Выбрать главу

— Глупый какой-то у вас Бог.

— Ну, представьте: построили вы великолепный дом и захотелось порадовать кого-нибудь — пригласили кучу знакомых, чтобы жили они и радовались, а они на ковры гадят, подрались — стекло разбили… Что делать?

— Выгнать.

— Некуда.

— Поссорить, чтобы жизнь невмоготу стала, чтобы перебили друг Друга.

— Могут во время ссоры и дом поджечь.

— Значит, заразить чем-нибудь, чтобы сами передохли.

— Может, и возникнет что-то, чего лечить не успеют научиться.

— А вас вши не мучают?

— Мыться надо, макака паршивая, — снова загремел Саша. — И искаться не лениться каждый день. — Оказывается, он во все время разговора с ошеломительной скоростью ел, и теперь на столе только обглоданные кости наполняли дорогую посуду. — А чесаться за столом неприлично, — Саша выхватил из руки Вадима котлету по-киевски и впился в нее длинными желтыми зубами, — тем более, чесаться при даме, — прочавкал он.

— Так если чешется, — обиженно протянул Вадим. — Света, скажите ему.

— Да не ори ты на него… — Почему-то Света заговорила голосом Матвеича, но это было уже не важно, так как, получив разрешение, Вадим сладострастно начал терзать пальцами низ живота.

Он сполз с матраца и тут же вскинулся, оглядываясь пустым и отсутствующим взглядом.

— Что ты к нему прицепился, — втолковывал Матвеич кому-то вниз. — То, что Голуба наплел, вполне можно считать гипотезой, и она ничуть не хуже всяких других.

— Лучше бы он не ломал голову всякой чушью, а в Афган пошел…

— А я не хочу в Афган, — взревел, выскакивая в проход, всегда добродушный Голуба, — мне незачем быть ничьим тюремщиком…

— Так я, по-твоему, тюремщик. — Берет тоже выскочил в проход, — так ребята наши, в Афгане помирающие, — тюремщики!! Почему они должны за тебя помирать?

Они стояли друг против друга, готовые вцепиться друг другу в глотку, и грызть, рвать, бить до смерти, взвинтив себя смертной ненавистью мгновенно, как это всегда и бывает среди арестантов.

— Мне наплевать, за что они там помирают, и я не прятался в погребе! Я в рожи их сказал, что в Афган не пойду, — за то и срок тяну, ясно тебе?! И каждый мог отказаться! И ты мог отказаться! Так что за меня никто не помирает! Вас чеками соблазнили, да сказочкой по ушам шоркнули, что, мол, правое дело, чтобы убивать не стыдно было — так вон тех, что на вышках с автоматами, тоже сказками пичкают, какие мы здесь мрази.

— Ты меня с ними не ровняй! Я Родину защищал и тебя, паскуду трусливую, вошь вонючую, пока ты в своих институтах мозги сворачивал!..

— Родину?! А может, ты еще и в Иран какой-нибудь пойдешь? Может, у тебя и там Родина? Защитничек… Таких защитников захватчикам везде зовут… В Афгане у него Родина…

— Ах ты.

— Хорош, — рявкнул Матвеич, что бывало с ним редко, и готовые уже сцепиться Берет с Голубой затихли, тяжело дыша и не отходя друг от друга, не поворачиваясь один к другому спиной. — Что разорались на весь продол? Кумовьев захотелось потешить?!

— И то — дело, — подал голос Пеца. — Разбазарились, глотки луженые. И чего орать, — ворчал он, — кулаков что ли, нету…

Вадим передвинулся на своем матрасе с уже пропотевшего места на краешек, пощупав заодно сверток с пайкой.

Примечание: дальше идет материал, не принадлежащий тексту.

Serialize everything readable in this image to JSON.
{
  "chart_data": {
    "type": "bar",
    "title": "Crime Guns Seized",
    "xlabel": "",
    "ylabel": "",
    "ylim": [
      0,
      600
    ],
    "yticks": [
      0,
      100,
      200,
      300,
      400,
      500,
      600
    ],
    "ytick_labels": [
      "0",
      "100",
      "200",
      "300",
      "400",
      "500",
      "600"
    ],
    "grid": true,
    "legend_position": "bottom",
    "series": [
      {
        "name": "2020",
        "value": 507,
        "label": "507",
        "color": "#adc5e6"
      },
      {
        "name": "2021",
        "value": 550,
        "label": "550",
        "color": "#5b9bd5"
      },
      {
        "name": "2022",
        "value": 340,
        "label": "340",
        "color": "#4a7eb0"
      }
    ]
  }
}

Проход снова был свободен, а шконки качались, принимая опять в свой душный смрад Берета и Голубу, ярость которых так же мгновенно схлынула, как и накатила на них минуту назад. Только недовольное бурчание лопалось где-то справа от Вадима, там, где умащивался Берет.

— А был бы ты, Голуба, умнее: отслужил бы тихонечко свои два — и дома, — не спеша выпускал слова, выбираясь из своей норы, Кадра — обвисший весь складками грушеобразный хозяйственник, получивший десятку (два «андропа», по-здешнему) за целый букет каких-то невразумительных статей, злоупотреблений, где самым понятным камерному люду было взяточничество. Кадрой его прозвали за привычку всовывать всюду излюбленное «руководящие кадры» — от привычки отучили вроде, а имя прилипло. — Тебя же после всех этих фокусов ни в какой Афганистан не взяли бы, побоялись, ну и надо было соглашаться. Впихнули бы куда-нибудь в стройбат…

Кадра разминал отекшее свое тело в сквозном проходе, почесывая густую серую шерсть на груди.